Wassersport: Diese Stand-up-Paddle-Boards sind empfehlenswert

10.07.2019, 21:48 Uhr | t-online.de

Stand-up-Paddle Board kaufen: SUP Boards zum Aufblasen. Draufsteigen, einen sicheren Stand finden und mit den ersten Ruderschlägen lospaddeln: Das ist Stand-up-Paddeln. (Quelle: Getty Images/Corey Jenkins)

Draufsteigen, einen sicheren Stand finden und mit den ersten Ruderschlägen lospaddeln: Das ist Stand-up-Paddeln. (Quelle: Corey Jenkins/Getty Images)

Egal ob Bergsee, Fluss oder Meer – Stand-up-Paddling (kurz SUP) ist nicht nur extrem angesagt, sondern auch eine Möglichkeit, mit ganz viel Spaß an der eigenen Fitness zu arbeiten. Aber wussten Sie, dass man für verschiedene SUP-Abenteuer das passende Stand-up-Paddle-Board kaufen kann? Wir erklären Ihnen, welche verschiedenen SUP-Modelle es gibt und verraten Ihnen unsere fünf Favoriten.

Immer häufiger sieht man auf Seen, in Buchten und auf Flüssen Erwachsene und Kinder, die auf flachen SUP Boards mit einem langen Paddel in der Hand über das Wasser gleiten. Und das ist gar nicht so wackelig, wie es aussieht! Zumindest solange die See ruhig ist, keine Wellen das Brett durchschütteln und man die richtige Technik beherrscht.

Wie funktioniert Stand-up-Paddling?

Draufsteigen, einen sicheren Stand finden und mit den ersten Ruderschlägen lospaddeln – so lässt es sich mit einem Stand-up-Paddle-Board ganz entspannt auf der Wasseroberfläche fortbewegen. Hauptsache man hält das Gleichgewicht. Und hier hilft bereits ein einigermaßen gutes Körpergefühl und etwas Anspannung der Muskulatur. Schon ist man relativ ausbalanciert.

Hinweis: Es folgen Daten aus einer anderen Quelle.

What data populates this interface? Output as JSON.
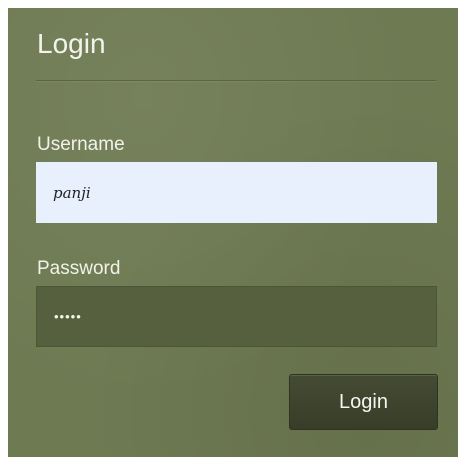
{
  "form": {
    "title": "Login",
    "username_label": "Username",
    "username_value": "panji",
    "password_label": "Password",
    "password_value": "•••••",
    "submit_label": "Login"
  },
  "colors": {
    "panel_background": "#6e7a52",
    "username_field_background": "#e8f0fe",
    "password_field_background": "#56603f",
    "button_background": "#3f4430",
    "text": "#f3f3ec"
  }
}
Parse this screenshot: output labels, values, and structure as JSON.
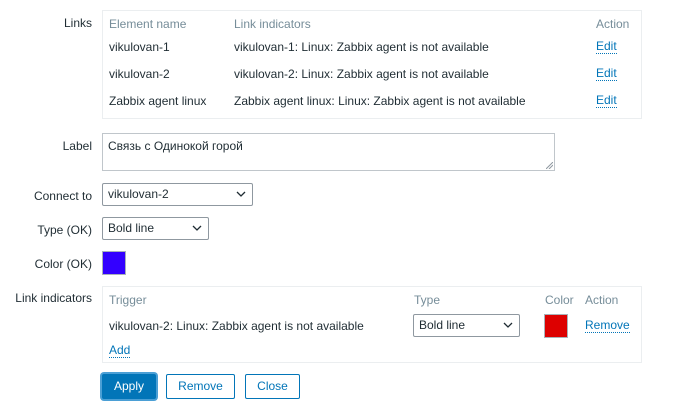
{
  "links": {
    "label": "Links",
    "headers": {
      "element_name": "Element name",
      "link_indicators": "Link indicators",
      "action": "Action"
    },
    "rows": [
      {
        "element": "vikulovan-1",
        "indicator": "vikulovan-1: Linux: Zabbix agent is not available",
        "action": "Edit"
      },
      {
        "element": "vikulovan-2",
        "indicator": "vikulovan-2: Linux: Zabbix agent is not available",
        "action": "Edit"
      },
      {
        "element": "Zabbix agent linux",
        "indicator": "Zabbix agent linux: Linux: Zabbix agent is not available",
        "action": "Edit"
      }
    ]
  },
  "label_field": {
    "label": "Label",
    "value": "Связь с Одинокой горой"
  },
  "connect_to": {
    "label": "Connect to",
    "value": "vikulovan-2"
  },
  "type_ok": {
    "label": "Type (OK)",
    "value": "Bold line"
  },
  "color_ok": {
    "label": "Color (OK)",
    "color": "#3300ff"
  },
  "link_indicators": {
    "label": "Link indicators",
    "headers": {
      "trigger": "Trigger",
      "type": "Type",
      "color": "Color",
      "action": "Action"
    },
    "rows": [
      {
        "trigger": "vikulovan-2: Linux: Zabbix agent is not available",
        "type": "Bold line",
        "color": "#dd0000",
        "action": "Remove"
      }
    ],
    "add_label": "Add"
  },
  "buttons": {
    "apply": "Apply",
    "remove": "Remove",
    "close": "Close"
  }
}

Damit das Stehpaddeln gelingt, gibt es gerade für Anfänger breite SUP Boards, die weniger wackelig auf dem Wasser liegen. Eine oder mehrere Finnen, die unter dem Brett befestigt sind, sorgen für zusätzliche Stabilität. Mit dem auf die eigene Körpergröße eingestellten Paddel wird anschließend wechselseitig gepaddelt, um über die Wasseroberfläche zu gleiten. Wer sich stehend zu unsicher fühlt, kann auch im Sitzen oder kniend auf dem Brett paddeln.

Wir stellen unsere fünf Favoriten verschiedener Hersteller vor und erklären, für welche Situation Sie welches Stand-up-Paddle-Board kaufen sollten.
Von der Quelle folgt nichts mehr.